He is complicated. He is temperamental. He is contradictory. Many people have differing opinions when it comes to Yankees owner George Steinbrenner, probably as differing as his moods. Love him or hate him, Steinbrenner didn't get to where he is today by chance.
His "Yankee" status revealed even by his birth date, George Michael Steinbrenner III was born July 4th, 1930, in Rocky River, Ohio. Before becoming owner and chief operating officer of the American Shipbuilding Company, Steinbrenner was an assistant football coach at Northwestern and Purdue.
Working in the family business, Steinbrenner earned his fortune by heading the Cleveland-based American Shipbuilding Company.
In 1973, he became the principal owner of what is considered the best baseball team in the league: the New York Yankees. Despite the fact that Steinbrenner knew nothing about baseball at the time, the investor group that Steinbrenner assembled bought the team from CBS.
His time with the Yankees has been marked by controversy, disagreements and success. As club president from 1979 to 1990, Steinbrenner believed in the pursuit of free agent players as the key to filling up the stadium's seats, and it was this pursuit that led to the Yankees' World Series win in 1979.
Steinbrenner was eventually suspended from the sport from 1990 until 1992 for his negative behavior. One of the promises the Boss made upon purchasing the team was that he would not meddle too much in the goings-on of the team. For better or for worse, that was not a well-kept promise.
In 1993, he returned to head the team and has since been involved in talks about whether or not to relocate Yankee Stadium, as well as refusing offers to sell the team.

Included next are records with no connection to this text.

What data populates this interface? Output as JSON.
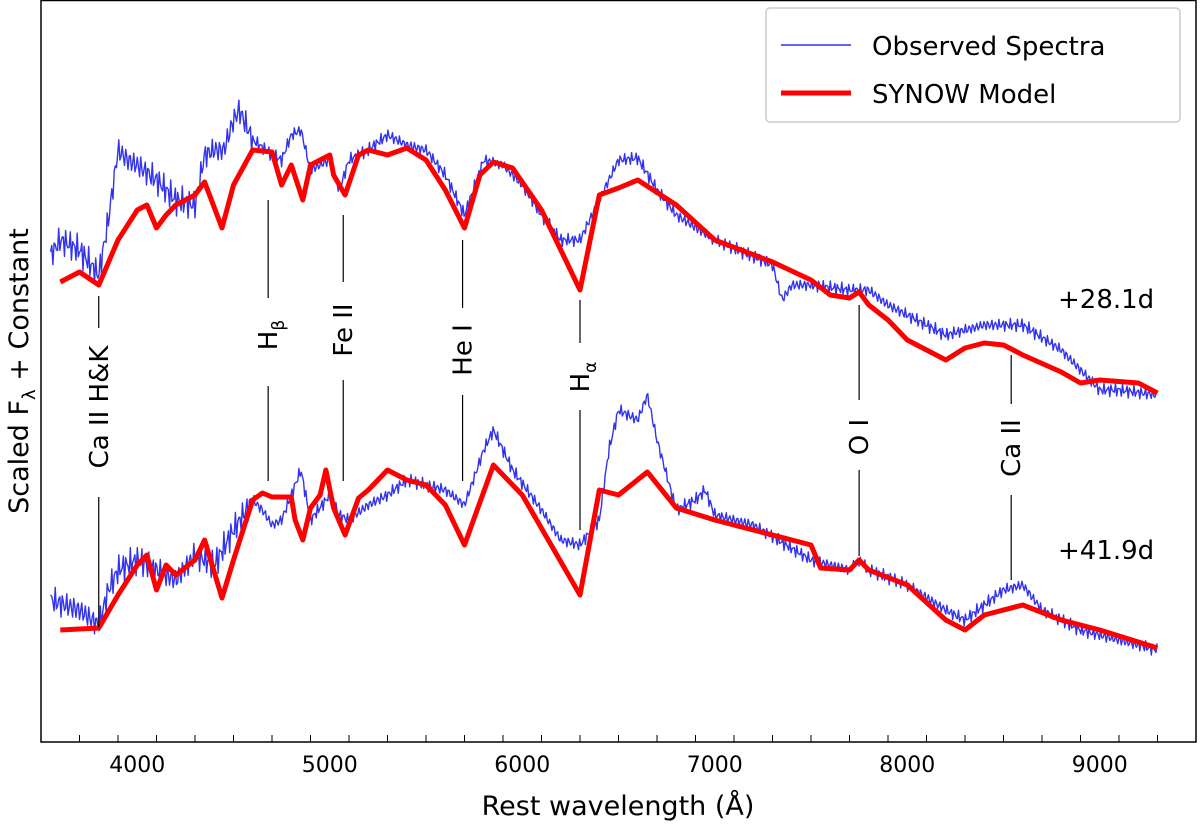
{
  "chart_data": {
    "type": "line",
    "title": "",
    "xlabel": "Rest wavelength (Å)",
    "ylabel": "Scaled F_λ + Constant",
    "ylabel_main": "Scaled F",
    "ylabel_sub": "λ",
    "ylabel_rest": " + Constant",
    "xlim": [
      3500,
      9500
    ],
    "ylim": [
      0,
      7.42
    ],
    "xticks": [
      4000,
      5000,
      6000,
      7000,
      8000,
      9000
    ],
    "xtick_labels": [
      "4000",
      "5000",
      "6000",
      "7000",
      "8000",
      "9000"
    ],
    "minor_tick_step": 200,
    "grid": false,
    "legend": {
      "placement": "top-right",
      "entries": [
        {
          "label": "Observed Spectra",
          "color": "#3333ee"
        },
        {
          "label": "SYNOW Model",
          "color": "#ff0000"
        }
      ]
    },
    "epochs": [
      {
        "label": "+28.1d"
      },
      {
        "label": "+41.9d"
      }
    ],
    "series": [
      {
        "name": "Observed Spectra",
        "epoch": "+28.1d",
        "color": "#3333ee",
        "x": [
          3550,
          3600,
          3700,
          3800,
          3850,
          3900,
          3950,
          4000,
          4100,
          4200,
          4300,
          4350,
          4400,
          4450,
          4500,
          4530,
          4600,
          4700,
          4750,
          4800,
          4850,
          4900,
          5000,
          5050,
          5100,
          5200,
          5300,
          5400,
          5500,
          5600,
          5700,
          5800,
          5900,
          6000,
          6100,
          6200,
          6300,
          6400,
          6500,
          6600,
          6700,
          6800,
          7000,
          7300,
          7350,
          7400,
          7500,
          7700,
          7800,
          7900,
          8000,
          8200,
          8400,
          8600,
          8800,
          9000,
          9100,
          9300
        ],
        "y": [
          4.87,
          5.02,
          4.92,
          4.67,
          5.22,
          5.92,
          5.82,
          5.77,
          5.62,
          5.42,
          5.37,
          5.87,
          5.92,
          5.92,
          6.22,
          6.32,
          6.02,
          5.87,
          5.82,
          6.07,
          6.12,
          5.72,
          5.82,
          5.52,
          5.82,
          5.92,
          6.07,
          5.97,
          5.92,
          5.67,
          5.27,
          5.82,
          5.77,
          5.57,
          5.27,
          5.02,
          5.02,
          5.42,
          5.82,
          5.84,
          5.52,
          5.27,
          5.02,
          4.77,
          4.42,
          4.57,
          4.57,
          4.52,
          4.52,
          4.37,
          4.27,
          4.07,
          4.17,
          4.17,
          3.92,
          3.52,
          3.52,
          3.47
        ]
      },
      {
        "name": "SYNOW Model",
        "epoch": "+28.1d",
        "color": "#ff0000",
        "x": [
          3600,
          3700,
          3800,
          3900,
          4000,
          4050,
          4100,
          4150,
          4200,
          4300,
          4350,
          4440,
          4500,
          4600,
          4700,
          4750,
          4800,
          4860,
          4900,
          5000,
          5020,
          5080,
          5150,
          5200,
          5300,
          5400,
          5500,
          5600,
          5700,
          5780,
          5850,
          5950,
          6100,
          6200,
          6300,
          6400,
          6500,
          6600,
          6800,
          7000,
          7300,
          7500,
          7600,
          7700,
          7750,
          7800,
          7900,
          8000,
          8200,
          8300,
          8400,
          8500,
          8600,
          8800,
          8900,
          9000,
          9200,
          9300
        ],
        "y": [
          4.6,
          4.7,
          4.57,
          5.02,
          5.32,
          5.37,
          5.14,
          5.27,
          5.37,
          5.47,
          5.6,
          5.14,
          5.57,
          5.92,
          5.9,
          5.57,
          5.77,
          5.42,
          5.77,
          5.87,
          5.67,
          5.47,
          5.87,
          5.92,
          5.87,
          5.94,
          5.82,
          5.52,
          5.14,
          5.67,
          5.8,
          5.74,
          5.32,
          4.92,
          4.52,
          5.47,
          5.54,
          5.62,
          5.37,
          5.02,
          4.8,
          4.62,
          4.47,
          4.44,
          4.5,
          4.37,
          4.22,
          4.02,
          3.82,
          3.94,
          3.99,
          3.97,
          3.87,
          3.7,
          3.59,
          3.62,
          3.59,
          3.49
        ]
      },
      {
        "name": "Observed Spectra",
        "epoch": "+41.9d",
        "color": "#3333ee",
        "x": [
          3550,
          3700,
          3800,
          3850,
          3900,
          4000,
          4100,
          4200,
          4300,
          4400,
          4500,
          4600,
          4650,
          4700,
          4750,
          4850,
          4900,
          5000,
          5050,
          5100,
          5200,
          5300,
          5400,
          5500,
          5600,
          5700,
          5800,
          5850,
          5950,
          6100,
          6200,
          6300,
          6400,
          6450,
          6500,
          6600,
          6650,
          6700,
          6800,
          6900,
          6950,
          7000,
          7200,
          7500,
          7700,
          7750,
          7800,
          8000,
          8200,
          8300,
          8400,
          8500,
          8600,
          8700,
          8900,
          9100,
          9300
        ],
        "y": [
          1.42,
          1.32,
          1.17,
          1.52,
          1.72,
          1.82,
          1.72,
          1.62,
          1.87,
          1.77,
          2.12,
          2.42,
          2.32,
          2.17,
          2.22,
          2.72,
          2.22,
          2.47,
          2.27,
          2.22,
          2.37,
          2.47,
          2.62,
          2.57,
          2.52,
          2.37,
          2.92,
          3.12,
          2.72,
          2.32,
          2.02,
          1.97,
          2.22,
          2.92,
          3.32,
          3.22,
          3.47,
          3.02,
          2.32,
          2.42,
          2.52,
          2.27,
          2.17,
          1.82,
          1.72,
          1.82,
          1.72,
          1.57,
          1.32,
          1.22,
          1.37,
          1.52,
          1.57,
          1.32,
          1.12,
          1.02,
          0.92
        ]
      },
      {
        "name": "SYNOW Model",
        "epoch": "+41.9d",
        "color": "#ff0000",
        "x": [
          3600,
          3800,
          3900,
          4000,
          4050,
          4100,
          4150,
          4200,
          4300,
          4350,
          4440,
          4500,
          4600,
          4650,
          4700,
          4800,
          4820,
          4860,
          4900,
          4950,
          4980,
          5020,
          5080,
          5150,
          5200,
          5300,
          5400,
          5500,
          5600,
          5700,
          5850,
          6000,
          6300,
          6400,
          6500,
          6650,
          6800,
          7000,
          7500,
          7550,
          7700,
          7750,
          7800,
          8000,
          8200,
          8300,
          8400,
          8600,
          8800,
          9000,
          9300
        ],
        "y": [
          1.12,
          1.14,
          1.47,
          1.77,
          1.87,
          1.52,
          1.77,
          1.67,
          1.82,
          2.02,
          1.44,
          1.82,
          2.42,
          2.49,
          2.45,
          2.45,
          2.22,
          2.02,
          2.34,
          2.47,
          2.72,
          2.34,
          2.07,
          2.44,
          2.52,
          2.72,
          2.62,
          2.57,
          2.37,
          1.97,
          2.77,
          2.47,
          1.47,
          2.52,
          2.47,
          2.7,
          2.34,
          2.22,
          1.97,
          1.74,
          1.72,
          1.82,
          1.72,
          1.57,
          1.22,
          1.12,
          1.27,
          1.37,
          1.22,
          1.12,
          0.94
        ]
      }
    ],
    "annotations": [
      {
        "label": "Ca II H&K",
        "main": "Ca II H&K",
        "sub": "",
        "wavelength": 3800
      },
      {
        "label": "Hβ",
        "main": "H",
        "sub": "β",
        "wavelength": 4680
      },
      {
        "label": "Fe II",
        "main": "Fe II",
        "sub": "",
        "wavelength": 5070
      },
      {
        "label": "He I",
        "main": "He I",
        "sub": "",
        "wavelength": 5690
      },
      {
        "label": "Hα",
        "main": "H",
        "sub": "α",
        "wavelength": 6300
      },
      {
        "label": "O I",
        "main": "O I",
        "sub": "",
        "wavelength": 7750
      },
      {
        "label": "Ca II",
        "main": "Ca II",
        "sub": "",
        "wavelength": 8540
      }
    ]
  }
}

Steinbrenner tried to groom one of his sons to take over the baseball "family business", but that plan failed after his son and son-in-law quit the team.
Still, another son and son-in-law do work for the Yankees, but the question remains whether or not Steinbrenner, who has been the boss for 27 years, will step down.
Known for his fondness of firing managers and players whenever a controversy arises (he has fired at least 17 managers in his day), NBC sitcoms Saturday Night Live and Seinfeld have poked fun at the moody team owner.
Steinbrenner was even involved in political controversy when he illegally participated in President Nixon's campaign for presidency.
Usually a tabloid and media favorite, Steinbrenner has been keeping a lower profile as of late.
Although Steinbrenner is seen as unpredictable and spontaneous, he does in fact do a lot of research, and his decision-making is not as spur-of-the-moment as it seems.
Whatever he does, this business man with boundless energy and a penchant for controversy is still heading the most valuable American sports franchise, and after 27 years, he's still going strong.